A quick Google search doesn’t turn up one of his titles in the Top 20 best-selling crime writers of 2015. He doesn’t register in the Top 50 most popular authors according to the public. Nor does he appear in critics Top 50 choices for best crime writers of today, or in Amazon’s bestsellers.

In reality, he is in the Top 50, down in what we might call the 5th Division. Division One authors might sell 900,000+ hardbacks. In 2011, for instance, Sandford’s Stolen Prey sold getting on for 200,000 copies in hardback.

But let’s not get bogged down in all that. For crime aficionados, it’s enough to say: there isn’t a better author operating today than John Sanford.

The latest in his (so-far) 26-book Prey series, Gathering Prey is, for some reason, available on Kindle for 99p. Maybe it’s an attempt to push Sandford into the big leagues. Kindle owners should grab it while it’s still available. It’s still in hardback at £20 from Amazon. But you don’t really need to worry about that.

Go to book one, The Rules of Prey (1989) and get stuck into the Lucas Davenport story. Davenport is an unusual detective in that he’s highly functional. You never fear he’s going to slip into the bottle, or go off the rails in any way.

But he is different. (We like our detectives different, don’t we? But some of us are getting a bit fed up with them being drunk, or useless with women, or renegades who never get their superior’s support, or all three). In his spare time, back at book one, Lucas was a keen video gamer who went on to code and develop a piece of software that makes him very rich. He wears very expensive clothes and drives a Porsche.

Sandford does a convincing job of establishing why Davenport hasn’t retired. He just hates bad guys, and he loves to catch them, enjoys the intellectual exercise of it. He’s cultivated a network of street people to whom he can go for vital information.

From book one, and through the whole series, there’s also a story arc around his colleagues and his personal life. You really get to know this guy. And Sandford is a rare author in that, like Elmore Leonard, he cuts away all the narrative fat.

Here’s a single sentence from Gathering Prey that many authors would have turned into a whole chapter, or at least three pages of exposition: “Pilate and the disciples got out of South Dakota in a hurry, traveling in an eight-vehicle caravan spaced out over a mile or two, twelve men, seven women, leaving Sturgis and the motorcycle rally in the dust.” 

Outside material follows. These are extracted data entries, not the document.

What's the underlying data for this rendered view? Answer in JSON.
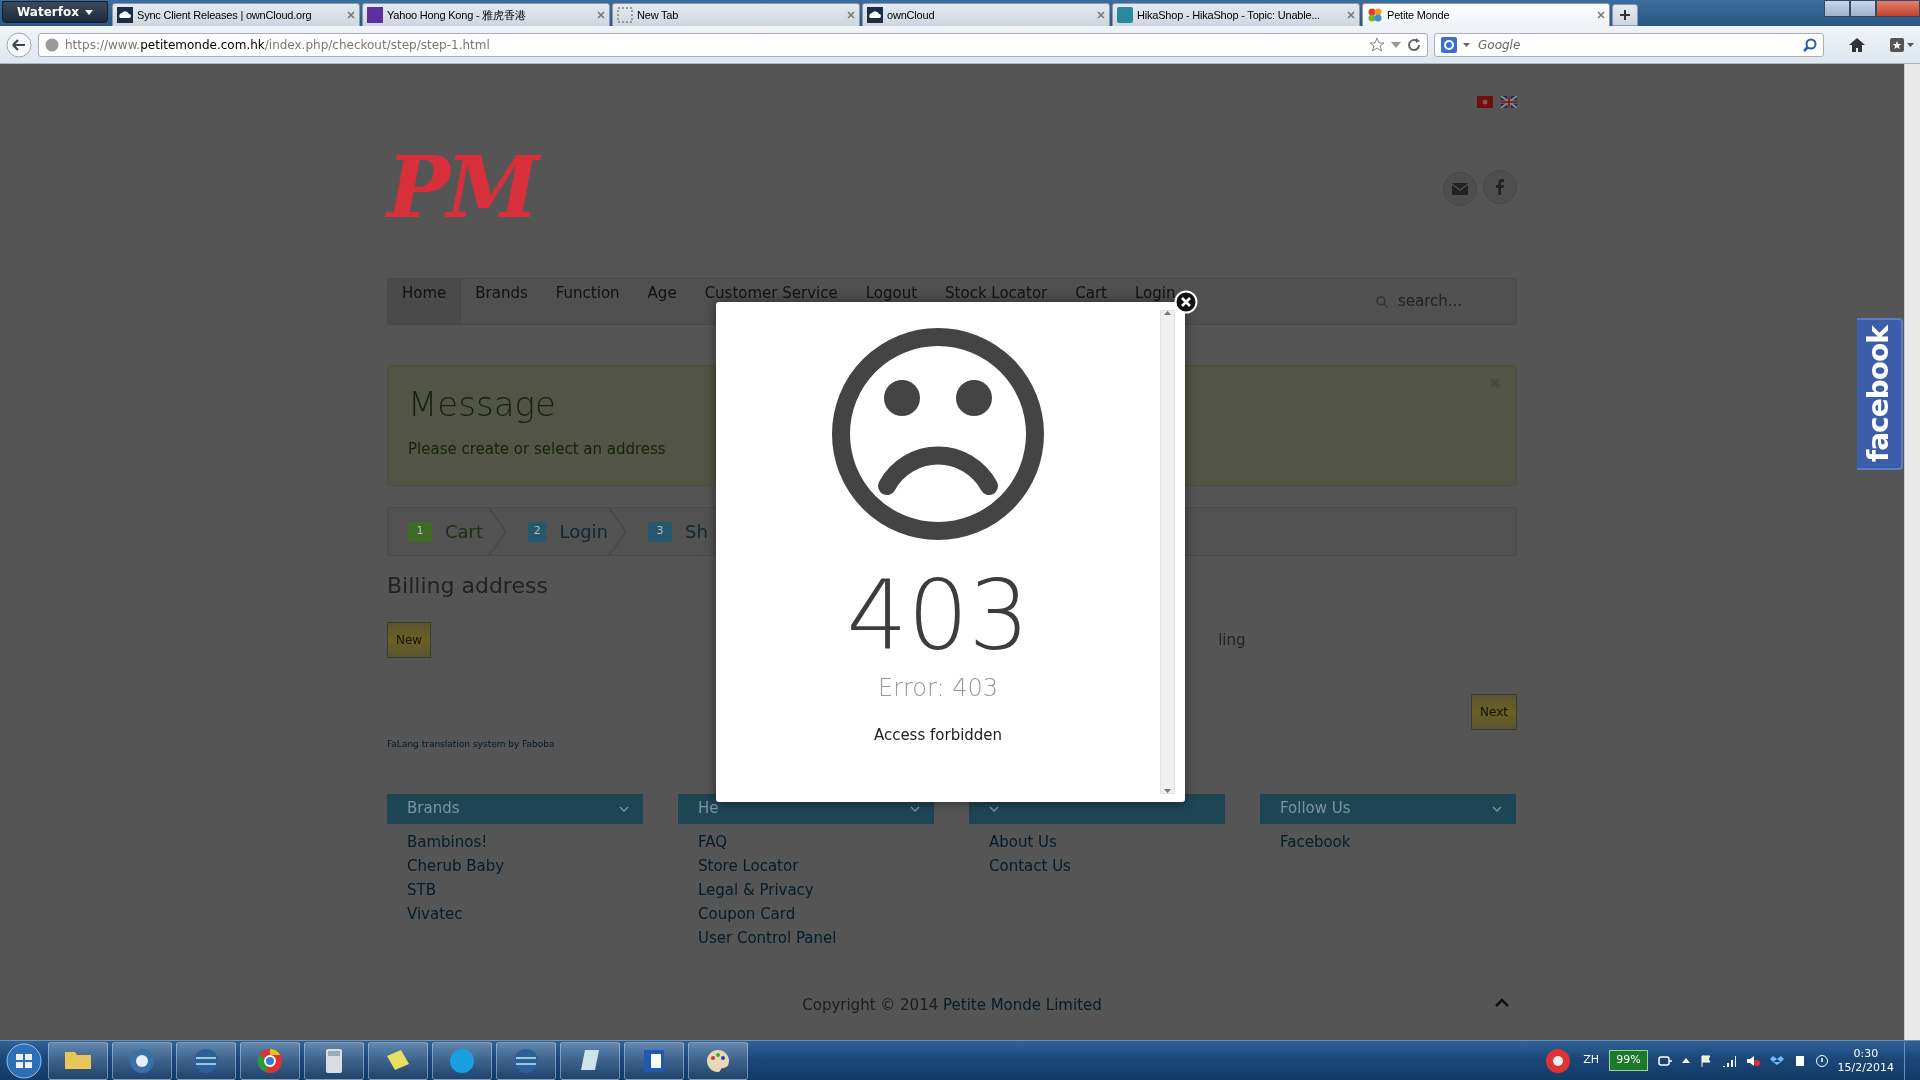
{
  "browser": {
    "menu_button": "Waterfox",
    "tabs": [
      {
        "title": "Sync Client Releases | ownCloud.org",
        "selected": false
      },
      {
        "title": "Yahoo Hong Kong - 雅虎香港",
        "selected": false
      },
      {
        "title": "New Tab",
        "selected": false
      },
      {
        "title": "ownCloud",
        "selected": false
      },
      {
        "title": "HikaShop - HikaShop - Topic: Unable...",
        "selected": false
      },
      {
        "title": "Petite Monde",
        "selected": true
      }
    ],
    "url": {
      "prefix": "https://www.",
      "domain": "petitemonde.com.hk",
      "path": "/index.php/checkout/step/step-1.html"
    },
    "search": {
      "placeholder": "Google"
    }
  },
  "header": {
    "logo": "PM"
  },
  "nav": {
    "items": [
      {
        "label": "Home",
        "selected": true
      },
      {
        "label": "Brands",
        "selected": false
      },
      {
        "label": "Function",
        "selected": false
      },
      {
        "label": "Age",
        "selected": false
      },
      {
        "label": "Customer Service",
        "selected": false
      },
      {
        "label": "Logout",
        "selected": false
      },
      {
        "label": "Stock Locator",
        "selected": false
      },
      {
        "label": "Cart",
        "selected": false
      },
      {
        "label": "Login",
        "selected": false
      }
    ],
    "search": {
      "placeholder": "search..."
    }
  },
  "message": {
    "title": "Message",
    "text": "Please create or select an address"
  },
  "steps": [
    {
      "number": "1",
      "label": "Cart",
      "color": "#3f6b25"
    },
    {
      "number": "2",
      "label": "Login",
      "color": "#23586e"
    },
    {
      "number": "3",
      "label": "Sh",
      "color": "#23586e"
    }
  ],
  "billing": {
    "title": "Billing address",
    "new_button": "New",
    "side_text": "ling",
    "next_button": "Next",
    "credit": "FaLang translation system by Faboba"
  },
  "footer": {
    "columns": [
      {
        "title": "Brands",
        "links": [
          "Bambinos!",
          "Cherub Baby",
          "STB",
          "Vivatec"
        ]
      },
      {
        "title": "He",
        "links": [
          "FAQ",
          "Store Locator",
          "Legal & Privacy",
          "Coupon Card",
          "User Control Panel"
        ]
      },
      {
        "links": [
          "About Us",
          "Contact Us"
        ]
      },
      {
        "title": "Follow Us",
        "links": [
          "Facebook"
        ]
      }
    ],
    "copyright": "Copyright © 2014",
    "company": "Petite Monde Limited"
  },
  "side_tab": {
    "label": "facebook"
  },
  "modal": {
    "code": "403",
    "error": "Error: 403",
    "message": "Access forbidden"
  },
  "taskbar": {
    "language": "ZH",
    "battery": "99%",
    "time": "0:30",
    "date": "15/2/2014"
  }
}
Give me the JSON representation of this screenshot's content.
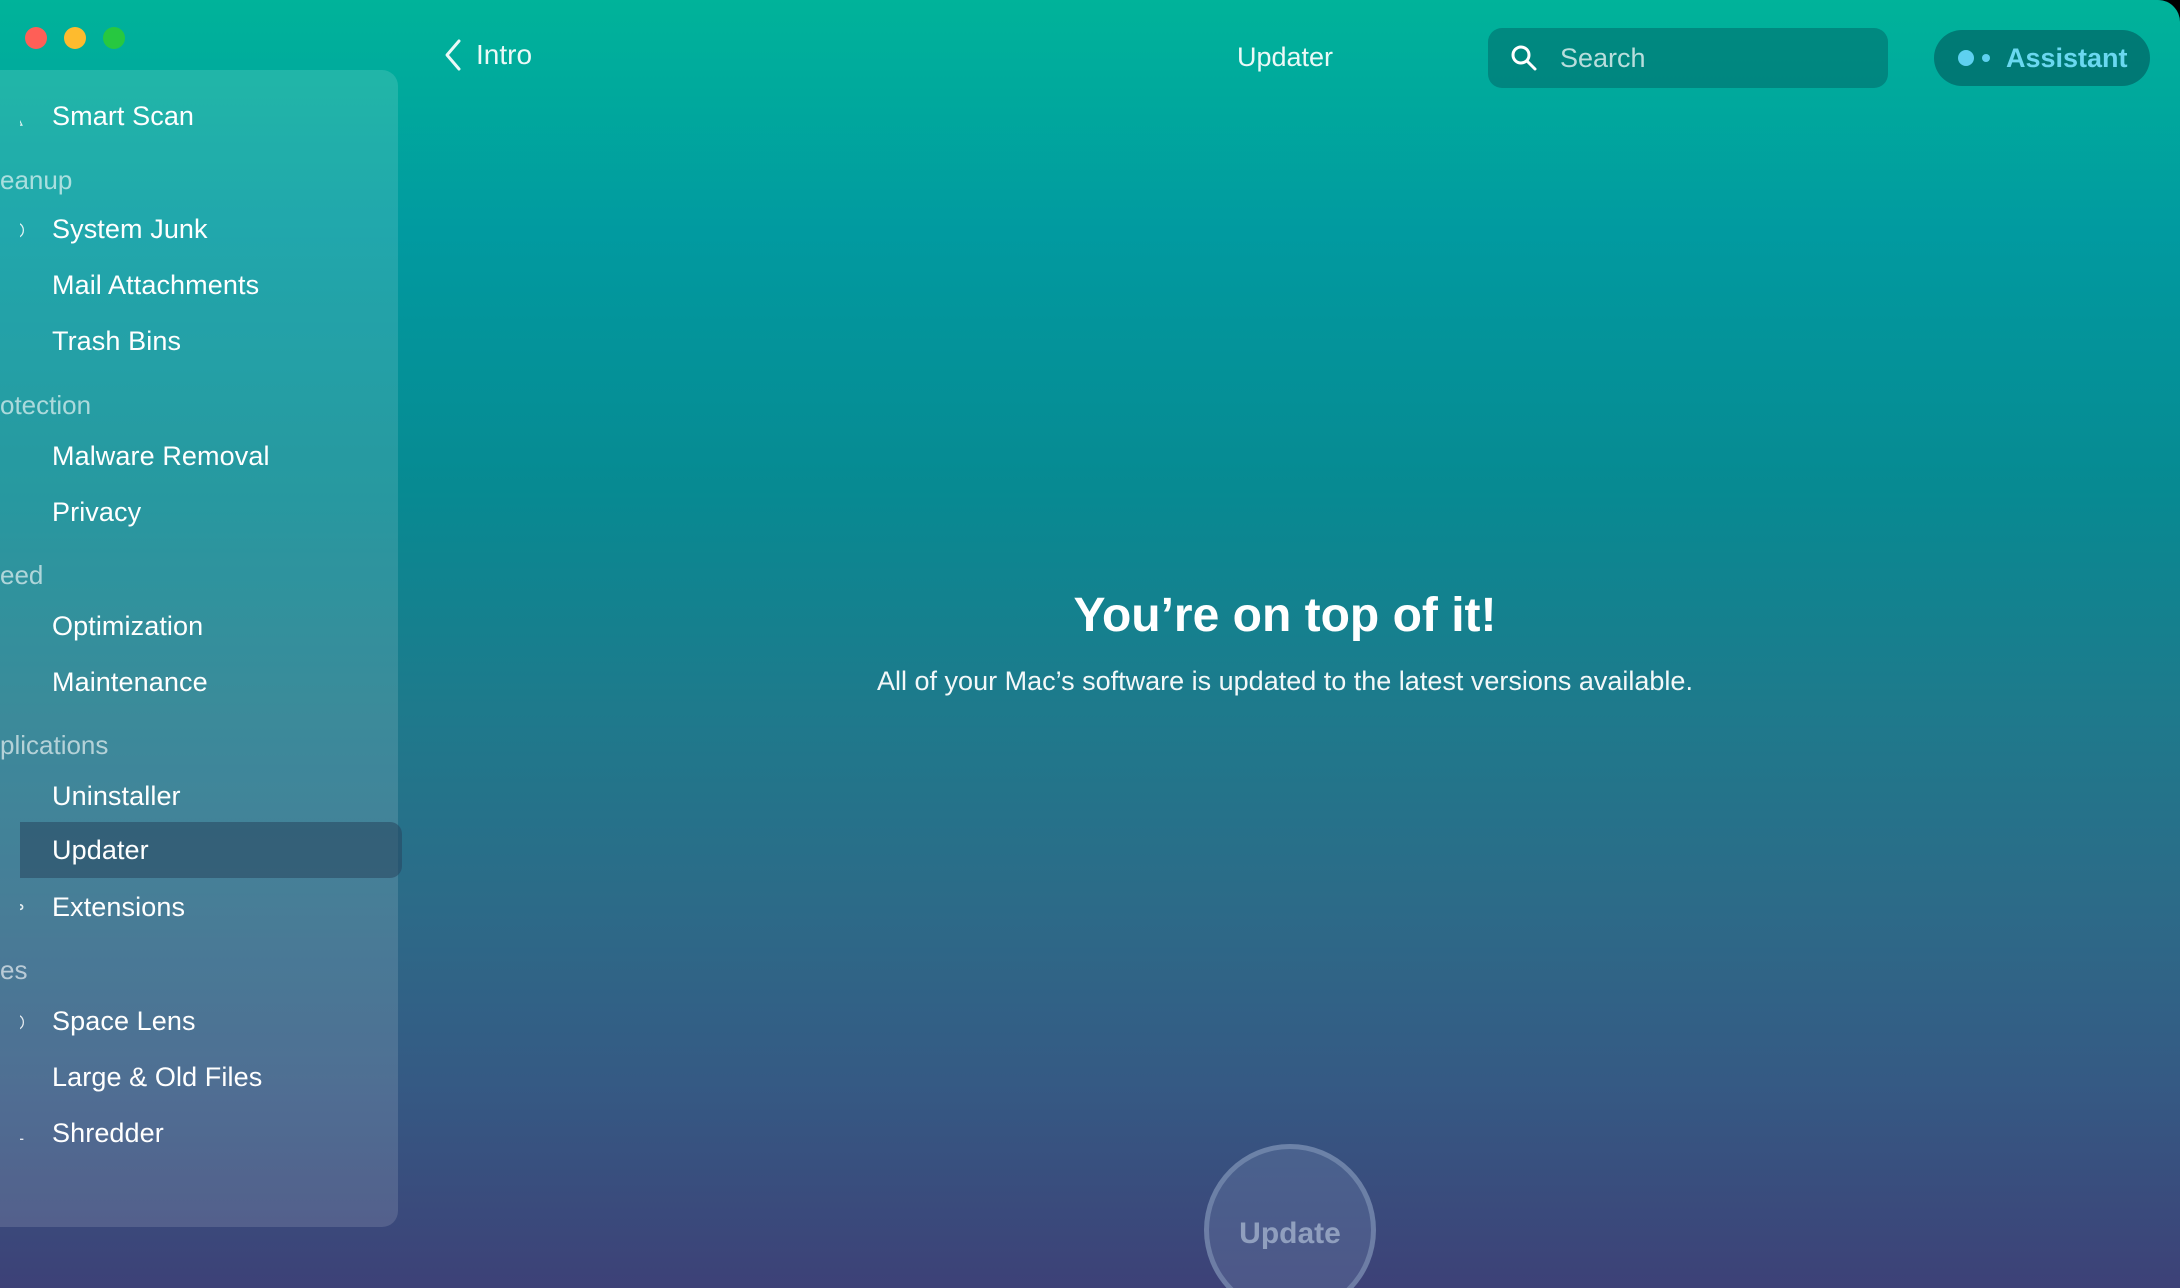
{
  "window": {
    "traffic_lights": [
      "close",
      "minimize",
      "zoom"
    ]
  },
  "header": {
    "back_label": "Intro",
    "title": "Updater",
    "search_placeholder": "Search",
    "assistant_label": "Assistant"
  },
  "sidebar": {
    "smart_scan": "Smart Scan",
    "sections": [
      {
        "label": "eanup",
        "items": [
          "System Junk",
          "Mail Attachments",
          "Trash Bins"
        ]
      },
      {
        "label": "otection",
        "items": [
          "Malware Removal",
          "Privacy"
        ]
      },
      {
        "label": "eed",
        "items": [
          "Optimization",
          "Maintenance"
        ]
      },
      {
        "label": "plications",
        "items": [
          "Uninstaller",
          "Updater",
          "Extensions"
        ]
      },
      {
        "label": "es",
        "items": [
          "Space Lens",
          "Large & Old Files",
          "Shredder"
        ]
      }
    ],
    "active_item": "Updater"
  },
  "main": {
    "headline": "You’re on top of it!",
    "subline": "All of your Mac’s software is updated to the latest versions available.",
    "update_button": "Update"
  },
  "colors": {
    "gradient_top": "#00b39a",
    "gradient_bottom": "#3d4177",
    "assistant_accent": "#6ad8f0"
  }
}
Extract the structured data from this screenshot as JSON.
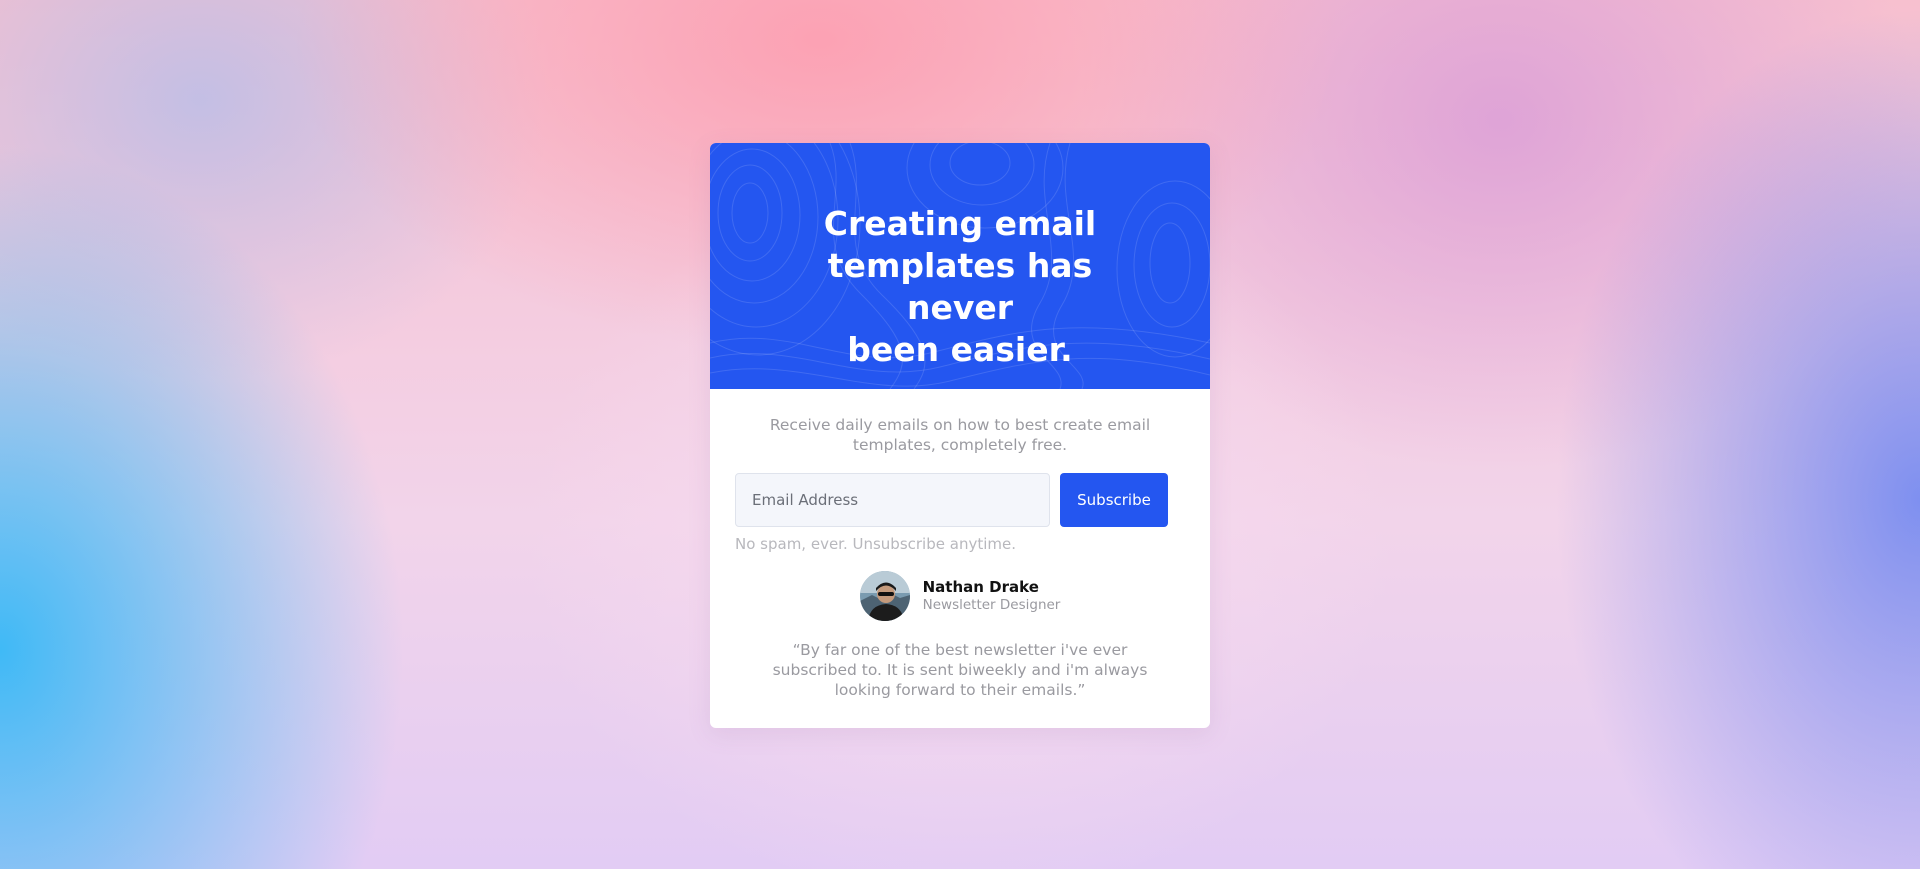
{
  "hero": {
    "title": "Creating email\ntemplates has never\nbeen easier.",
    "background_color": "#2456f0"
  },
  "intro": {
    "text": "Receive daily emails on how to best create email\ntemplates, completely free."
  },
  "signup": {
    "email_placeholder": "Email Address",
    "email_value": "",
    "subscribe_label": "Subscribe",
    "note": "No spam, ever. Unsubscribe anytime."
  },
  "testimonial": {
    "author_name": "Nathan Drake",
    "author_role": "Newsletter Designer",
    "quote": "“By far one of the best newsletter i've ever\nsubscribed to. It is sent biweekly and i'm always\nlooking forward to their emails.”"
  },
  "colors": {
    "accent": "#2456f0",
    "muted_text": "#9a9aa0",
    "input_background": "#f4f6fb"
  }
}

And if none of that has convinced you to make a start, let me direct you to Winter Prey from 1993. Talk about a writer at the top of his game: throughout the book you are there, in the Wisconsin woods, in a snowbound whiteout, feeling claustrophobic along with the neighbouring community where (naturally) a vicious killer is abroad. If you can read Winter Prey and then not want to devour Sandford’s entire oeuvre, I have nothing left to say to you.

John Sandford

But if you make the start, and you’re hooked, and you’re a greedy reader, not only are there 26 Prey books to feast on: there are also nine Virgil Flowers books (Flowers being a recurring character in the Prey series) which are unputdownable, page-turning and addictive; and four Joe Kidd novels.

Kidd and his sidekick LuEllen are computer whizzes and criminal burglars, but Sandford keeps you on-side because their crimes are usually against really bad people. For Sandford fans, the lack of any more Kidd books is a sadness, but they didn’t sell so well, and Lucas Davenport took over.

But don’t let that discourage you. Dig into Kidd, and also the one-off The Night Crew which, again, us fans hoped would become a series. There you go – 40 books, more than highly recommended. Should keep you busy for a while.